Sur les réseaux sociaux, les pratiques ne sont pas les mêmes selon les nationalités. Les Britanniques sont effectivement beaucoup plus présents sur Ask.fm, où ils expliquent leurs difficultés, leurs joies et leurs doutes. Ils sont aussi plus présents sur Instagram, Twitter, là où les Français commencent tout juste à arriver sur ces supports. Leur approche de la prédication est plus « artisanale », se cantonnant à Facebook. Ils prodiguent beaucoup de conseils via les messageries privées ou les statuts Facebook.

En quoi ces conseils consistent-ils exactement ?

Premièrement, ils expliquent comment se rendre en Syrie : dans quel aéroport atterrir, par quels pays passer pour éviter de se faire repérer par la police. Beaucoup transitent par l’Allemagne, prennent l’avion vers Istanbul, puis vers un aéroport du sud de la Turquie. On leur indique ensuite un poste de frontière, un passeur qui les attendra puis facilitera leur intégration dans le groupe, et enfin on les oriente vers un camp d’entraînement pour une durée d’environ un mois. Des conseils pour la vie quotidienne sont également prodigués : un peu d’argent liquide, un sac de couchage, pas de textes sacrés avec soi…

L’utilité principale des réseaux sociaux est de développer l’idéologie djihadiste grâce à des textes qui ne sont pas forcément disponibles dans les mosquées ou les librairies islamiques, et de nouer des contacts avec des gens qui sont déjà sur le terrain et facilitent l’entrée dans le groupe.

Notons que jusqu’à la fin du mois d’avril ils ne cherchaient pas tous à se dissimuler. Des Français ont par exemple « live twitté » leur passage en Syrie, jour après jour ! Et si le mouvement a aujourd’hui une telle ampleur, c’est parce que les autorités ont laissé les gens partir. Maintenant les contrôles sont accrus, ce qui pousse les apprentis djihadistes à un peu plus de discrétion.

Comment expliquez-vous le peu de discrétion qui a prévalu dans un premier temps ?

Comme ils savaient que les autorités n’avaient pas les moyens juridiques de les empêcher de partir et fermaient donc les yeux, ils en ont profité. Au moment du départ, tous ont la conviction qu’ils ne reviendront jamais, c’est pourquoi ils ne craignent pas de laisser des traces derrière eux. Or on sait aujourd’hui qu’au bout d’un an certains reviennent, avec des preuves flagrantes retenues contre eux.

Ces jeunes français partis en Syrie sont-ils vraiment des combattants, ou servent-ils de vitrine ?

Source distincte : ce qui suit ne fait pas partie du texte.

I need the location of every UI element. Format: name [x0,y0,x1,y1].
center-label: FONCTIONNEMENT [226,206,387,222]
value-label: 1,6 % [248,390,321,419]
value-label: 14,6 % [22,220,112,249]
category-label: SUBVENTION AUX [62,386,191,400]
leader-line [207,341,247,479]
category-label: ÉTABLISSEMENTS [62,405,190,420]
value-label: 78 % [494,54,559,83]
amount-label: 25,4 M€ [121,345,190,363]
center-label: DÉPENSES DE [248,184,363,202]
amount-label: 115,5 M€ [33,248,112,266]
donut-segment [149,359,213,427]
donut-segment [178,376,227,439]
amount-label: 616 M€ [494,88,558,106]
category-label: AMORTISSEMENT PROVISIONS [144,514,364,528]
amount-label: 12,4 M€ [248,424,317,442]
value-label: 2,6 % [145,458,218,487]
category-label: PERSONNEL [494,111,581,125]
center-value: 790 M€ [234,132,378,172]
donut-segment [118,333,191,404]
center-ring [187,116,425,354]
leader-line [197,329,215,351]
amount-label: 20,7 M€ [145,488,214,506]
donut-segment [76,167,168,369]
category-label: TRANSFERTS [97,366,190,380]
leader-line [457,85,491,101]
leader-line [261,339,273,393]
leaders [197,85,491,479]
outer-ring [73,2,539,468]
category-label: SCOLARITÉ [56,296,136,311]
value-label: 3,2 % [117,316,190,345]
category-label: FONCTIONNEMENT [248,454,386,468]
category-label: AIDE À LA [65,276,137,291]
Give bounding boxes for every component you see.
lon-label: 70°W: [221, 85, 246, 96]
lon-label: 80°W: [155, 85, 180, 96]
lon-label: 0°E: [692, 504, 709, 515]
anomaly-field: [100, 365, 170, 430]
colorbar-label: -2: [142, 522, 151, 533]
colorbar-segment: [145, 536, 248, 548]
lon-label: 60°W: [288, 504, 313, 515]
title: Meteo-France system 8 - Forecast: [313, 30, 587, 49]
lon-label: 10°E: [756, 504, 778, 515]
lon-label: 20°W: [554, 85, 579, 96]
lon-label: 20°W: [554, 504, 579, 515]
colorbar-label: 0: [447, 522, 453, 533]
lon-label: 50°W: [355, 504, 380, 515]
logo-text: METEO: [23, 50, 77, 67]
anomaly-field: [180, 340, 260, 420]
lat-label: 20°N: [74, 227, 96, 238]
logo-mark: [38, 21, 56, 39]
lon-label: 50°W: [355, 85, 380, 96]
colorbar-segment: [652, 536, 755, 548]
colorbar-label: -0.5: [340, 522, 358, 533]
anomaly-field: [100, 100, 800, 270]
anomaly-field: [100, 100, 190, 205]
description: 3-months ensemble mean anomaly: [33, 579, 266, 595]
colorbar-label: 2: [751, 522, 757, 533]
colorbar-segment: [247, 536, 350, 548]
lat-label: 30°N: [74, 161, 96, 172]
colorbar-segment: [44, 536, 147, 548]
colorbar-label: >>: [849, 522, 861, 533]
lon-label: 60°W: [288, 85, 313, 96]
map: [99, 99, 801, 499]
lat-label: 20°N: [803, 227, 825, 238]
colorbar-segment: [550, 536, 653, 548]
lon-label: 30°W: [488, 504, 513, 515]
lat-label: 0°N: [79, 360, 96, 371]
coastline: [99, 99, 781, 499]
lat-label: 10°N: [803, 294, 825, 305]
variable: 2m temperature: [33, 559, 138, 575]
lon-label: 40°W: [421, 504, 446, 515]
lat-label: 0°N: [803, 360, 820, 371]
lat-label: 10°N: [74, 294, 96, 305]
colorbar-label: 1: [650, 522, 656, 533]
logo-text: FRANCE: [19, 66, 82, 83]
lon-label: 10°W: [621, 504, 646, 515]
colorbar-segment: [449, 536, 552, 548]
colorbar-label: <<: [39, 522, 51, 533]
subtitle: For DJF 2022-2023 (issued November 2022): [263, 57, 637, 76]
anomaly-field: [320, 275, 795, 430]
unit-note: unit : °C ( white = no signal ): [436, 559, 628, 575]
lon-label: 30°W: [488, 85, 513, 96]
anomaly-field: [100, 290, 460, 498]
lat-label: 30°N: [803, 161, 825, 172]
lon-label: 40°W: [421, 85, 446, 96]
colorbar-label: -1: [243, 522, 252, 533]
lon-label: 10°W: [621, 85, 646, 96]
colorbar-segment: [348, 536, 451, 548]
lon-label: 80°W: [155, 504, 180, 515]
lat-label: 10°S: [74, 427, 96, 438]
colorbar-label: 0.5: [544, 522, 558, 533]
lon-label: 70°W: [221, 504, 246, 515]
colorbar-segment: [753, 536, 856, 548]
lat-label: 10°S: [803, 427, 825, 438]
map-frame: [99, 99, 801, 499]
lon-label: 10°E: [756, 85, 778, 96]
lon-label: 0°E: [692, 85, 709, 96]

Au bout de quelques semaines après son arrivée en Syrie, le jeune part pour un mois en camp d’entraînement, période nécessaire pour apprendre à manier la kalachnikov. Certains se spécialisent ensuite dans les assassinats, les kidnappings, les opérations ciblées, le commando, la pratique du sniper, l’utilisation des explosifs, ce qui peut rallonger de six mois la formation.

Une fois sortis du camp, on leur confie la surveillance des checkpoints, puis ils gravissent progressivement les étapes, et c’est seulement au bout de plusieurs mois, et parce qu’ils sont volontaires, qu’ils sont envoyé sur un front plus actif. Actuellement les combats les plus violents ont lieu entre djihadistes de l’EIIL et du Front Al-Nosra. Beaucoup de Français y ont trouvé la mort. De plus, deux Français se sont récemment portés volontaires dans des attentats suicide en Irak.

Comme l’EIIL se considère comme un Etat, il y en a aussi qui évoluent dans la police islamique, qui s’occupent de l’administration, mais tous sont à un moment donné confrontés à une véritable situation de guerre. Leur quotidien n’est pas fait que de batailles au sens propre, les images qu’ils diffusent renvoient aussi à une vie confortable. Ils y trouvent des deux.